Biomarkers of diabetic nephropathy, the present and the future.

Publication Type:

Journal Article

Source:

Curr Diabetes Rev, Volume 8, Issue 5, p.317-28 (2012)

Keywords:

Adiponectin, Albuminuria, asb, Biomarkers, Collagen Type IV, Cystatin C, Diabetic Nephropathies, Female, Humans, Kidney Failure, Chronic, Male, Podocytes, Prognosis, Receptors, Tumor Necrosis Factor, Type I, Receptors, Tumor Necrosis Factor, Type II, RNA, Messenger

Abstract:

Diabetic nephropathy (DN) is a leading cause of end-stage renal disease. Searching for the perfect biomarker of DN has become the holy grail of nephrology since the burden of this disease is untenable. The only feasible way to tackle this health care crisis is by prevention and treatment in a mechanistically rational approach. Therefore, the discovery of a specific, reliable diagnostic and prognostic biomarker for DN is imperative. Part of the difficulty in finding such a marker is the complex pathogenesis of DN; it is clearly multifactorial and involves multiple genes, proteins, metabolic pathways, and environmental factors. In this review, we will discuss the latest findings in the use of genetic, protein, and metabolic markers of DN. Particular attention will be paid to the urinary biomarker as a noninvasive method to detect either morphological or biochemical changes in DN. Urinary protein and mRNA studies have focused on either the glomerular (podocyte-specific) or tubular components (matrix or injury-related) of the nephron.
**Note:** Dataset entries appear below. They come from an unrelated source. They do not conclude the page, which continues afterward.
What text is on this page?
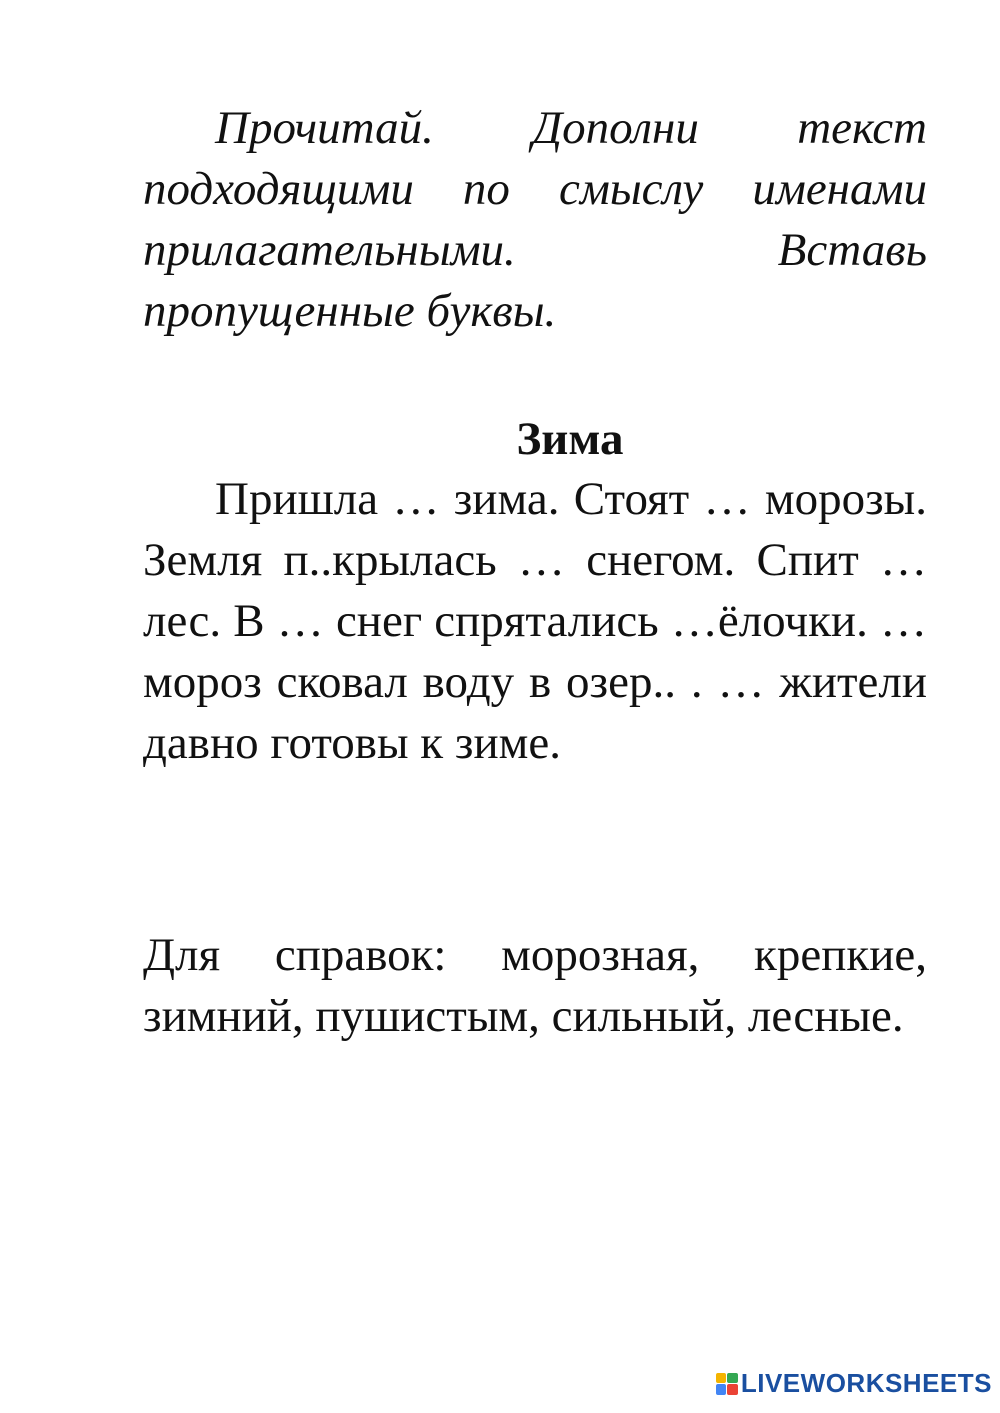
Прочитай. Дополни текст подходящими по смыслу именами прилагательными. Вставь пропущенные буквы.

Зима

Пришла … зима. Стоят … морозы. Земля п..крылась … снегом. Спит … лес. В … снег спрятались …ёлочки. … мороз сковал воду в озер.. . … жители давно готовы к зиме.

Для справок: морозная, крепкие, зимний, пушистым, сильный, лесные.

LIVEWORKSHEETS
The virtues and pitfalls of using the podocyte as a biomarker will be discussed. The systems biology approach of biomarker discovery in the studies of genomics, transcriptomics, proteomics, and metabolomics will be explored. Despite significant numbers of new biomarkers described, most studies are limited by either their small sample size or their cross-sectional nature, so that the ability to predict future and severity of DN is lacking. In order to successfully search for the ideal, validated biomarker, we need to conduct large, prospective, multi-center trials enlisting both Type 1 and Type II diabetic patients with and without nephropathy for at least two decades.